Il faut aussi impliquer les adultes. Il est impératif que les parents soient inclus dans les actions que nous mettons en place. Cela suppose que leur parole soit écoutée. Souvent, les parents se plaignent que ce ne soit pas le cas. Il en résulte une méfiance entre adultes qui est très délétère. Les parents ont tôt fait d'accuser les enseignants, et inversement. Les parents regrettent qu'il leur soit si difficile d'avoir un interlocuteur face à eux. Ils ont le sentiment d'être renvoyés d'un interlocuteur à un autre. En fait, les personnes qui les reçoivent ont souvent peur de mal faire. C'est pour cela qu'elles les dirigent vers d'autres interlocuteurs. Cette peur de mal faire est nuisible. De plus, les personnes qui ont renvoyé un sujet à quelqu'un d'autre ont ensuite tendance à s'en désintéresser. Pourtant, il faut continuer à se préoccuper de ce que devient la situation. C'est cela qui soutient les enfants comme les adultes. Il n'y a pas besoin d'être formé pour cela. Il s'agit de vivre ensemble et de se préoccuper de l'autre.

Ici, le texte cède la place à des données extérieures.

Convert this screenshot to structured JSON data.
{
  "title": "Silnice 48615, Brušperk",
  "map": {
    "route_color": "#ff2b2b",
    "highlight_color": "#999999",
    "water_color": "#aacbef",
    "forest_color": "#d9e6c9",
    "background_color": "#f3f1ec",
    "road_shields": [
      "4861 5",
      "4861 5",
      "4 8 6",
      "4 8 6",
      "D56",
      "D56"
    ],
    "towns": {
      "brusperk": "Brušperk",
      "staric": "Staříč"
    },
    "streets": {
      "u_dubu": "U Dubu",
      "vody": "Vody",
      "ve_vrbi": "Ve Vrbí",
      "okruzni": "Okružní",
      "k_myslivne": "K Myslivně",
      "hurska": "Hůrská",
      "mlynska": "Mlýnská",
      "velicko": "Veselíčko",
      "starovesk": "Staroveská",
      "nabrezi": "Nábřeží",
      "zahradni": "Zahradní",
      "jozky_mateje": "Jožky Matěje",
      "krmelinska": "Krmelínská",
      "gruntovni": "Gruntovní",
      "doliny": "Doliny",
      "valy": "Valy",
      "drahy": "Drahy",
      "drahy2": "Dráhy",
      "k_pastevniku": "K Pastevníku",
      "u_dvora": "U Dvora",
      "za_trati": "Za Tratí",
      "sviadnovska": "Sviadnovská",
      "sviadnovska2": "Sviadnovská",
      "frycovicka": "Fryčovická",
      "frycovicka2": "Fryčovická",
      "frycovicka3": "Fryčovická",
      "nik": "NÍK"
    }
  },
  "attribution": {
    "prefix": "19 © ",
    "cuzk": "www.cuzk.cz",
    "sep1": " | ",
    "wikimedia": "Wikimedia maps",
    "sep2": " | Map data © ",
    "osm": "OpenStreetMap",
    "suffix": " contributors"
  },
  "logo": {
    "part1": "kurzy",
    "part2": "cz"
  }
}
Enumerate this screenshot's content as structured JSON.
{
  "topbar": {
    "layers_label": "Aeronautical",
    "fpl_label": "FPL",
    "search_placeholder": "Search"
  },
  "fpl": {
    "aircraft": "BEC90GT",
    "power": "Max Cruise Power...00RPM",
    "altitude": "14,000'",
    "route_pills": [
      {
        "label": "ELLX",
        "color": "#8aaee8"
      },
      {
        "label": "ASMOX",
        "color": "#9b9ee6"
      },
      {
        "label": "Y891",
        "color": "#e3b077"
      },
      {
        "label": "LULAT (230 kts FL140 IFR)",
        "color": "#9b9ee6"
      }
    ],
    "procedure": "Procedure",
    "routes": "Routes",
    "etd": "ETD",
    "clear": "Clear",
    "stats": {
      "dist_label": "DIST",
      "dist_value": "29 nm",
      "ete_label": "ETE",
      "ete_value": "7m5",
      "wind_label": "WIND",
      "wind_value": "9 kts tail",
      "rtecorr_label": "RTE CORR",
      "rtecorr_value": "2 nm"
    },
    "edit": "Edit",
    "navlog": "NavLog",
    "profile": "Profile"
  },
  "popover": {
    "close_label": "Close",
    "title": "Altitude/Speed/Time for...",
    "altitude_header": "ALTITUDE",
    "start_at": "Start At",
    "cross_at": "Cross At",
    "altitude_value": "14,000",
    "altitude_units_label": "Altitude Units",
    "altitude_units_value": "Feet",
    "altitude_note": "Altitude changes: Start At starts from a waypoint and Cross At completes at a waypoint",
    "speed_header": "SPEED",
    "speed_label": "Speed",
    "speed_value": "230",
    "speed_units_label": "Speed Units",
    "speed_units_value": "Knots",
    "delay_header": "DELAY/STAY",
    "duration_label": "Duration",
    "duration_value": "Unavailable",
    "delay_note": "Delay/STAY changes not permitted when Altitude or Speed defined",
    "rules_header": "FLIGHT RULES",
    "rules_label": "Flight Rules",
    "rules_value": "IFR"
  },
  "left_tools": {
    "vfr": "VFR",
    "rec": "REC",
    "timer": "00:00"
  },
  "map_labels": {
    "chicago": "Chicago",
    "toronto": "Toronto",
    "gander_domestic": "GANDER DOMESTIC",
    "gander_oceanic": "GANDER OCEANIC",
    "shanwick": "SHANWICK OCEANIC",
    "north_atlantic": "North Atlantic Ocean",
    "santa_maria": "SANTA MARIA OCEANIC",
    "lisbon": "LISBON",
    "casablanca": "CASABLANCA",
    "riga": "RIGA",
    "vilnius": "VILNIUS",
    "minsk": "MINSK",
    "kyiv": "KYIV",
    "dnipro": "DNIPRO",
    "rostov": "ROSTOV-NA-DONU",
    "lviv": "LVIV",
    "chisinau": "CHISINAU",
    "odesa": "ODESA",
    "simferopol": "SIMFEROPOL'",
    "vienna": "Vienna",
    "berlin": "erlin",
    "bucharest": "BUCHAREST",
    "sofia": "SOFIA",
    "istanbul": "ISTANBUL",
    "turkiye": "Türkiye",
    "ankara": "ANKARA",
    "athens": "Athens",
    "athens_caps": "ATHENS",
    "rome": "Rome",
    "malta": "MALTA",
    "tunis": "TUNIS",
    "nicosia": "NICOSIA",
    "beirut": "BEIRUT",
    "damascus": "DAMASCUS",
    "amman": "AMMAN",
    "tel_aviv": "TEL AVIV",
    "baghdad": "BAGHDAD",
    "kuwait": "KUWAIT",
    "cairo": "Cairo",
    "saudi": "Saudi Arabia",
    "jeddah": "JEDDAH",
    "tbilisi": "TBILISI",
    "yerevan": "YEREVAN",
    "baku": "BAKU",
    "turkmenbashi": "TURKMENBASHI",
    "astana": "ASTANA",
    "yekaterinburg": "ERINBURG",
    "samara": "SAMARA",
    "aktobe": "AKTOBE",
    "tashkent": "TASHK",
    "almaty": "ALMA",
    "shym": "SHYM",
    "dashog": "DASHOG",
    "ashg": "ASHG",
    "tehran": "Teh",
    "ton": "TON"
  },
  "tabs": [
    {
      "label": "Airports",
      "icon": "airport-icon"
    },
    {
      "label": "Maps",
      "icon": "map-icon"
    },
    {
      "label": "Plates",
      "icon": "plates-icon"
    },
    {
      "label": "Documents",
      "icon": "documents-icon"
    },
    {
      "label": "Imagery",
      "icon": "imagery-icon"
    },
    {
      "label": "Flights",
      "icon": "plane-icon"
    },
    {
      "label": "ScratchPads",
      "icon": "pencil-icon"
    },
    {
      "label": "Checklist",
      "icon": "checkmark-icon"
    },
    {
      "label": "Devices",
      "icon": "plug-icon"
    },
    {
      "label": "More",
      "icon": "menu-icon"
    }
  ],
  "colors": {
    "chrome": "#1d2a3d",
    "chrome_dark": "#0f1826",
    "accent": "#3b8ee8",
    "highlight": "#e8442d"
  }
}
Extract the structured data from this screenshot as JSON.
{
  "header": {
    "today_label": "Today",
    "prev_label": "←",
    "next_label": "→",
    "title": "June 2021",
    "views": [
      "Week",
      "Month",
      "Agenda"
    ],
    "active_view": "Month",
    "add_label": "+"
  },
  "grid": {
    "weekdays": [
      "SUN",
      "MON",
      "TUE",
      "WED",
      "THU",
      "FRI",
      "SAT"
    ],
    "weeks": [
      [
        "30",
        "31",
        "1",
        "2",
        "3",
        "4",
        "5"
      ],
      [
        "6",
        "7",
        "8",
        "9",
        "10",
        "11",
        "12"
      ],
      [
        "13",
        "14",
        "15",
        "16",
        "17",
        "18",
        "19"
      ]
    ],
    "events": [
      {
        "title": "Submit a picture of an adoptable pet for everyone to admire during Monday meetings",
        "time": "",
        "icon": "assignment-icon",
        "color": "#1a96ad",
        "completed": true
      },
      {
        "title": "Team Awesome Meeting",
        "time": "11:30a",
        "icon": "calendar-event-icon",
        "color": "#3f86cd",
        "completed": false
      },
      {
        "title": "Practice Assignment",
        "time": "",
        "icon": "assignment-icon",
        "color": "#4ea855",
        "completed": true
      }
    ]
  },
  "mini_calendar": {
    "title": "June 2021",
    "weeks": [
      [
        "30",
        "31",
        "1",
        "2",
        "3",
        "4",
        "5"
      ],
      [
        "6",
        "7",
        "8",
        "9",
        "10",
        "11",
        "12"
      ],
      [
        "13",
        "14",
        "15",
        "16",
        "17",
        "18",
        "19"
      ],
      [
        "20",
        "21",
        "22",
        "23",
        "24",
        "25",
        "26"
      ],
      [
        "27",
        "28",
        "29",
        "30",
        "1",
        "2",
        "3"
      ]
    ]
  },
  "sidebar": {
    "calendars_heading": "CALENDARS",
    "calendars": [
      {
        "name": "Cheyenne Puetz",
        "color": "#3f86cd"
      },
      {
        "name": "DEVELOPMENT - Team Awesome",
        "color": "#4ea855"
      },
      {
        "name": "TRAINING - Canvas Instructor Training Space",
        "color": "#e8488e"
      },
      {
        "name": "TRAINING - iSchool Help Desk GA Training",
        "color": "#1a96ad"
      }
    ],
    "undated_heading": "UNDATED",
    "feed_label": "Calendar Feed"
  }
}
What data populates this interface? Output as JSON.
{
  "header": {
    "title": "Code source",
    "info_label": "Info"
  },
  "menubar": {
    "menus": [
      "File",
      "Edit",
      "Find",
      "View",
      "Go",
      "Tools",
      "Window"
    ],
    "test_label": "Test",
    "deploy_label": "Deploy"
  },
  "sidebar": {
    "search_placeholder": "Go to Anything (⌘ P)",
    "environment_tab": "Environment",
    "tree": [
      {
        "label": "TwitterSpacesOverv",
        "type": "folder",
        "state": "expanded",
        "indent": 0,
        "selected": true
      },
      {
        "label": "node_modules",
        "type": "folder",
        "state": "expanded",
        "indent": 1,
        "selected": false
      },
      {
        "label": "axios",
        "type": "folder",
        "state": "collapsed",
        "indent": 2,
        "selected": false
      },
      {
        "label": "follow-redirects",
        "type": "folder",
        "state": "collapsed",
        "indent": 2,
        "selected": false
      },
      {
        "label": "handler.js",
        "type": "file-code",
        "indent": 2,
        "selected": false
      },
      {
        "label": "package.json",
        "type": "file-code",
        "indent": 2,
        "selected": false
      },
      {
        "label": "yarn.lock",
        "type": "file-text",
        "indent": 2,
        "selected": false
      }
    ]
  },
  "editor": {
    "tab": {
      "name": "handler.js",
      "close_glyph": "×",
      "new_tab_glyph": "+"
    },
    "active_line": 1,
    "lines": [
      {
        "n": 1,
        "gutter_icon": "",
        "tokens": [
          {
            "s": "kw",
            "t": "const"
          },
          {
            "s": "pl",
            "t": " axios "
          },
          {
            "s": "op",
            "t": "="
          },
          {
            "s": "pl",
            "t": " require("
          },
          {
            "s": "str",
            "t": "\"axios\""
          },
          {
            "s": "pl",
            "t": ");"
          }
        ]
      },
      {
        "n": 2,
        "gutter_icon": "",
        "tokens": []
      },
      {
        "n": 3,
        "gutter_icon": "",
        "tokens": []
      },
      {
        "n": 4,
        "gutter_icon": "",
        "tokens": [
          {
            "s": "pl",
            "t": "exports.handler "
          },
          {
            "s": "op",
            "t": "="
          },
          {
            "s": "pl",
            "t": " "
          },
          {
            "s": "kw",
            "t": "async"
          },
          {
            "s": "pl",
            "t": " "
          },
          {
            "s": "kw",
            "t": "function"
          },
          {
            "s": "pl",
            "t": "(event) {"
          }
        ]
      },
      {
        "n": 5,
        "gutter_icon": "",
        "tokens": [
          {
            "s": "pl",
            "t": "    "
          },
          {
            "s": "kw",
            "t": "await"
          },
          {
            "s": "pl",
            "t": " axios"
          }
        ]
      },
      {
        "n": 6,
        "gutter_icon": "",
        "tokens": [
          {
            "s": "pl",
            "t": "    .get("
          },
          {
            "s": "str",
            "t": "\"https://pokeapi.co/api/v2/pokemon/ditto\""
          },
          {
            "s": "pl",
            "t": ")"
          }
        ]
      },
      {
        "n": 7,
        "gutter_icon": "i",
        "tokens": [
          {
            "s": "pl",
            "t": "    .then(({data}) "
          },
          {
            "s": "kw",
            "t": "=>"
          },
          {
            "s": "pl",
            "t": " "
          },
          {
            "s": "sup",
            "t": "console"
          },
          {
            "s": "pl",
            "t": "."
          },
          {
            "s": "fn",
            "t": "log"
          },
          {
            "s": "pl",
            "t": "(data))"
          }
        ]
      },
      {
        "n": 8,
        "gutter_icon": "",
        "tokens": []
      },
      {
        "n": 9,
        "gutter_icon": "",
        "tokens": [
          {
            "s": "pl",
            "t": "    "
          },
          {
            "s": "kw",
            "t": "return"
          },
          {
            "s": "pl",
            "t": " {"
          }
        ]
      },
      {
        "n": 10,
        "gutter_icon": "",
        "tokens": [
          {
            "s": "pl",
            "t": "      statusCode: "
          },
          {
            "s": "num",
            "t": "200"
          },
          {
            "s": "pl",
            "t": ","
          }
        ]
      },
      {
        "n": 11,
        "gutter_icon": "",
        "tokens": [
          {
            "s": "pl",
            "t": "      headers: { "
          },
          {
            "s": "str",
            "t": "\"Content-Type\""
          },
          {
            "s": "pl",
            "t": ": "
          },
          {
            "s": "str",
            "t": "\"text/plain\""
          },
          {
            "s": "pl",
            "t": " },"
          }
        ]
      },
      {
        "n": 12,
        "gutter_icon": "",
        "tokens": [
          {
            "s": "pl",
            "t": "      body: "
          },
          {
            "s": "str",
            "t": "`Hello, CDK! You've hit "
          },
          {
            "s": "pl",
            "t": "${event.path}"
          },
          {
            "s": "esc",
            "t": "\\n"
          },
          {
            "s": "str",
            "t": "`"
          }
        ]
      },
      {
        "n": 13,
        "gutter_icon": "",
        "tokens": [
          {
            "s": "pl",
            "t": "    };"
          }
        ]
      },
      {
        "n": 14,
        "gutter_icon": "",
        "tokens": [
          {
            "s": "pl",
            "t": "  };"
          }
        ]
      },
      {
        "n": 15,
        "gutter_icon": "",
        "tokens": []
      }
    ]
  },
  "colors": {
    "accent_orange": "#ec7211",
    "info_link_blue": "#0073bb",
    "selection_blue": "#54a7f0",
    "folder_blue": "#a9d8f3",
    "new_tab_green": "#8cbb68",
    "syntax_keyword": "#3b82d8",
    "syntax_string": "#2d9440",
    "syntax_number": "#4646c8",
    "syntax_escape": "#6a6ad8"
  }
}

Lorsque les parents se sentent dévalorisés et ne savent pas vers qui se tourner, les enfants sont perdus. Il est donc essentiel de soutenir les parents. Très peu d'enfants parlent car ils ont peur d'accabler leurs parents. L'idée de constituer une communauté éducative incluant les parents me semble une excellente avancée dans la lutte contre le harcèlement.